During the 2016 Republican National Convention in Cleveland, I participated in a national panel on criminal justice reform with like-minded, conservative governors Nathan Deal of Georgia and Mary Fallin of Oklahoma.
It was an honor for me to discuss how best to create second chance opportunities with these two veterans of criminal justice reform.
When I was elected as governor in 2015, it was my intention that Kentucky would also be making significant changes to our criminal justice system. That is exactly what we have been doing.
With a rising prison population, severely depleted workforce participation rates, and the highest percentage in the nation of children with at least one incarcerated parent, we unfortunately had plenty of room for improvement. For years Kentucky had maintained an outdated, “lock-em-up and throw away the key” approach.
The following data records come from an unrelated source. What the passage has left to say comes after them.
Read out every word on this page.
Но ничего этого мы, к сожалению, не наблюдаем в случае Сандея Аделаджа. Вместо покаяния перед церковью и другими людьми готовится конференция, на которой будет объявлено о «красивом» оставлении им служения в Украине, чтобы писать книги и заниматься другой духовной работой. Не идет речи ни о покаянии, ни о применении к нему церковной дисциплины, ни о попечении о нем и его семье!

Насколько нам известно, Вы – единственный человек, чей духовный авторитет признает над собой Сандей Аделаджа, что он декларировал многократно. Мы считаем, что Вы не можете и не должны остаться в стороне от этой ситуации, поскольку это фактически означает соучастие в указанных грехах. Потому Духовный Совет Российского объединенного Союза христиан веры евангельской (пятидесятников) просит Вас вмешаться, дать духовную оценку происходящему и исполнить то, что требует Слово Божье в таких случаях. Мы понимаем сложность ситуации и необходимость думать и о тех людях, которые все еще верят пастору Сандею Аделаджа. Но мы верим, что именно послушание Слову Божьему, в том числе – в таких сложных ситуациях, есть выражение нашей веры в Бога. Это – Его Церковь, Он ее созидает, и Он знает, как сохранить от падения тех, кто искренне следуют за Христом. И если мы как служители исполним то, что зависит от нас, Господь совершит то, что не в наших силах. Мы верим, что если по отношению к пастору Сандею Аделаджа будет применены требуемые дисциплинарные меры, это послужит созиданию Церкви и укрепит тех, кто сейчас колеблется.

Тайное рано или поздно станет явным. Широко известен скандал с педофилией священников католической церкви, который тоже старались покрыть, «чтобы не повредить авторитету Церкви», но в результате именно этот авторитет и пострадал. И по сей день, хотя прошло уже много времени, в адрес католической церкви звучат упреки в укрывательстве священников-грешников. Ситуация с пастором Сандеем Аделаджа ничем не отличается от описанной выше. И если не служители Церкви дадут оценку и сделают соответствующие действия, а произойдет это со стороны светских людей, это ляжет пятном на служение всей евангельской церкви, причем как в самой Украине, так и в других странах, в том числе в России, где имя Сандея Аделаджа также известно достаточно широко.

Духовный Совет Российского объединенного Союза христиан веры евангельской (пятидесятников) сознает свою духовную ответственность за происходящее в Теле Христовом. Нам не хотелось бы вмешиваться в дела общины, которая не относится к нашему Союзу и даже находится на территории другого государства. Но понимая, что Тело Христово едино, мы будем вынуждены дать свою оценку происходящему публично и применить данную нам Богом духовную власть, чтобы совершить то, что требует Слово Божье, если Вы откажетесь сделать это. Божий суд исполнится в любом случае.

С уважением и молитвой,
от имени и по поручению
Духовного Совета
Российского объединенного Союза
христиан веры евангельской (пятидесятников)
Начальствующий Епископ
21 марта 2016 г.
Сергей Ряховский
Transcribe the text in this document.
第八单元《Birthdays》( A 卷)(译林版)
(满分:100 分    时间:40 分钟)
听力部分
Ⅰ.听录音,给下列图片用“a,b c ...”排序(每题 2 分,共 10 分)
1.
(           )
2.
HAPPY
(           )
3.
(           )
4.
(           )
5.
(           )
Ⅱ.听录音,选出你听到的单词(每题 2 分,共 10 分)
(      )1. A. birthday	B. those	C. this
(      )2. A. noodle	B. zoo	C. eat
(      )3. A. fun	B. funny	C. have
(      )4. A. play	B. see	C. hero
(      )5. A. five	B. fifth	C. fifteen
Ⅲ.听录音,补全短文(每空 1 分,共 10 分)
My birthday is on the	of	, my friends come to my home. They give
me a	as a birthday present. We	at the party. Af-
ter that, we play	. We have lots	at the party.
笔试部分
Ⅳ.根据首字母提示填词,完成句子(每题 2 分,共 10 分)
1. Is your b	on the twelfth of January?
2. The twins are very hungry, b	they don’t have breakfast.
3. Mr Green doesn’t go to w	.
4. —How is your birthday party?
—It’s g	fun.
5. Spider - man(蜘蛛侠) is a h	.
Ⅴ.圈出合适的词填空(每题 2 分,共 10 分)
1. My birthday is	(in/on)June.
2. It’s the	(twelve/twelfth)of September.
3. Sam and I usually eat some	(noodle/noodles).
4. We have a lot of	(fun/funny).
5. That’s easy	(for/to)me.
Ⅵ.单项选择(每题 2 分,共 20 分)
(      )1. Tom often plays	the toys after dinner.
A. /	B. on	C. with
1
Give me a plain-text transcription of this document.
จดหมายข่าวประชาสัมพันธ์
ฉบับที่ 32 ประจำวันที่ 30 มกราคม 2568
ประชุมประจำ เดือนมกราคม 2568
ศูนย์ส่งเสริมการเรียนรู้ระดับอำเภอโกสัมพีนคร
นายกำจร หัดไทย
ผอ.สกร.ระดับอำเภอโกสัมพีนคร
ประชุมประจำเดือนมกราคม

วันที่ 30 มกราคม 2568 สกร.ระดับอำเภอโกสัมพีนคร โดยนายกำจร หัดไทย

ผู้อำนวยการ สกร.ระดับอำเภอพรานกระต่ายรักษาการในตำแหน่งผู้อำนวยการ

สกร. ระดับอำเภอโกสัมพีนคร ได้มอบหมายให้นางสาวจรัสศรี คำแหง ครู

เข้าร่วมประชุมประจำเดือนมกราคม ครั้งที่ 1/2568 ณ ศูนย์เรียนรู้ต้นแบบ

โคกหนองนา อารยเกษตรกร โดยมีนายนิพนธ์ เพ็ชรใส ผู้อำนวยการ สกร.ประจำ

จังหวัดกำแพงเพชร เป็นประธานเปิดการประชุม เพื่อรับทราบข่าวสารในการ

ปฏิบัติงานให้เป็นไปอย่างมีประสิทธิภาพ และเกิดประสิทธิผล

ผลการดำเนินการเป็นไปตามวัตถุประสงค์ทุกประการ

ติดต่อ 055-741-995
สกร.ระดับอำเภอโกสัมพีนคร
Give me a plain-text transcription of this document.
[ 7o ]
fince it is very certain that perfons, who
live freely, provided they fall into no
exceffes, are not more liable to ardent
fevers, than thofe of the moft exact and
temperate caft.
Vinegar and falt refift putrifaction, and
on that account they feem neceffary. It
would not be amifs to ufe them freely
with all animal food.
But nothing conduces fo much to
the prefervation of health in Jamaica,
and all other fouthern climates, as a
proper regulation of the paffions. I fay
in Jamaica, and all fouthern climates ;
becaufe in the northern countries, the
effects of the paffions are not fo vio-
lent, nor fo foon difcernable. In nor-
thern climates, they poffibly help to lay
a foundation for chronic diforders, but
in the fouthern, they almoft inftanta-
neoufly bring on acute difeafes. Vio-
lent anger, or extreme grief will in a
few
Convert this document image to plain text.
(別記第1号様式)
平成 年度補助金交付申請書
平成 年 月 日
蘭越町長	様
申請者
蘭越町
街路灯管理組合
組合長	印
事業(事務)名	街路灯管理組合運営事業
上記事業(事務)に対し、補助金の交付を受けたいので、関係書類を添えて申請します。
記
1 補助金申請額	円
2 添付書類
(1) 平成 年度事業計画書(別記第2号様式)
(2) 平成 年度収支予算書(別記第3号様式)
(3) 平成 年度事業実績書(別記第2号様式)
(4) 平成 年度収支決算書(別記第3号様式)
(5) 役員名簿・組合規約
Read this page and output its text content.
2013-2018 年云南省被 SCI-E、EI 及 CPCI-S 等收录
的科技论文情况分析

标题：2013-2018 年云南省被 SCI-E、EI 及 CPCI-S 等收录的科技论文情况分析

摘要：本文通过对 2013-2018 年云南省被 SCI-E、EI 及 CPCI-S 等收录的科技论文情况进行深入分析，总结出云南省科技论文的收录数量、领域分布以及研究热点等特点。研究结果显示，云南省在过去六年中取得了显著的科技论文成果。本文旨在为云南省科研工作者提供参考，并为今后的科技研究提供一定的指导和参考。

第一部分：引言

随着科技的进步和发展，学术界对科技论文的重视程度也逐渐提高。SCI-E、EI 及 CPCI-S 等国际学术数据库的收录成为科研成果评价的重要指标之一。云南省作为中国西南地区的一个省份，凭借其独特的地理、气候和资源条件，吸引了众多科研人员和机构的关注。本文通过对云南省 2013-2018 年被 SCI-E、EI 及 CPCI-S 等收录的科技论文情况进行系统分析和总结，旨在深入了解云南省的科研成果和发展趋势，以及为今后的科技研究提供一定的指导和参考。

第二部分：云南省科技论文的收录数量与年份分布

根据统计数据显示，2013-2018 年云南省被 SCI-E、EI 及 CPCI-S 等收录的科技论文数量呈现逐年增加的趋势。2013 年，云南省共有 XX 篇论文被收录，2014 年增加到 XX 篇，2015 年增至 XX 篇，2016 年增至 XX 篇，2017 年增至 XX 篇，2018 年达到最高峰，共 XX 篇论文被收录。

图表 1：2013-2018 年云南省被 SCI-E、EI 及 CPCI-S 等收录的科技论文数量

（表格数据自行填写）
That was unsustainable from both a societal and financial cost and we were determined to shake up the status quo.
Transforming our justice systems, supporting policies that safely reduce our jail and prison populations, putting ex-offenders back to work, creating safer communities—doing what is right for the people we represent is not a political statement.
We began by making it easier for formerly incarcerated people to get back to work, passing a comprehensive felony expungement bill that allows certain former offenders, who have been crime-free for five years, to wipe their slates clean.
We also passed a bold reentry initiative that provides for more job training and eliminates regulatory barriers to employment for people with criminal records.
Our administration implemented “ban the box” for state government agencies to give ex-offenders a fair shot at employment, and launched the “Justice to Journeyman” initiative, which paves a pathway for inmates and detained youth to earn nationally recognized credentials in a skilled trade. Kentucky’s success as the center for engineering and manufacturing excellence in America is only being enhanced as we pioneer changes in criminal justice policy.
This week, I will share with national forums in Washington, D.C. and Texas how Kentucky’s new policies are fostering economic opportunity and putting Kentuckians back to work.
At the latter forum, I will be joined by Iowa’s new governor, Kim Reynolds. She, too, is determined to improve pathways to opportunity for those who have made mistakes, particularly those with addiction and mental health issues.
I will encourage her, and all governors, to tackle criminal justice reform policy with a sense of urgency and purpose. Some political advisors still speak passionately about being “tough on crime”, and caution that supporting criminal justice reform policy could be politically dangerous at election time.
This is a ridiculous notion. After all, more than 90 percent of those now incarcerated will eventually re-enter society.
We either pave a path towards second opportunities or we settle for recidivism. Which is better for our communities?
If we want voters to continue electing conservatives, we must offer serious solutions. We can no longer afford to cling to the outdated idea that prison alone is the only way to hold people accountable for their crimes. Instead, we need to take a smarter, more measured approach to criminal justice. More than simply removing lawbreakers from society, we must also rehabilitate and re-assimilate them back into society.
In the midst of national division in many fronts, a community of conservative governors are uniting to build trust and offer real solutions to some of our country’s greatest problems. Transforming our justice systems, supporting policies that safely reduce our jail and prison populations, putting ex-offenders back to work, creating safer communities—doing what is right for the people we represent is not a political statement.
America has always been a land of opportunity and second chances. When we hold individuals fully accountable for their actions while treating them with respect in the process, all of society benefits.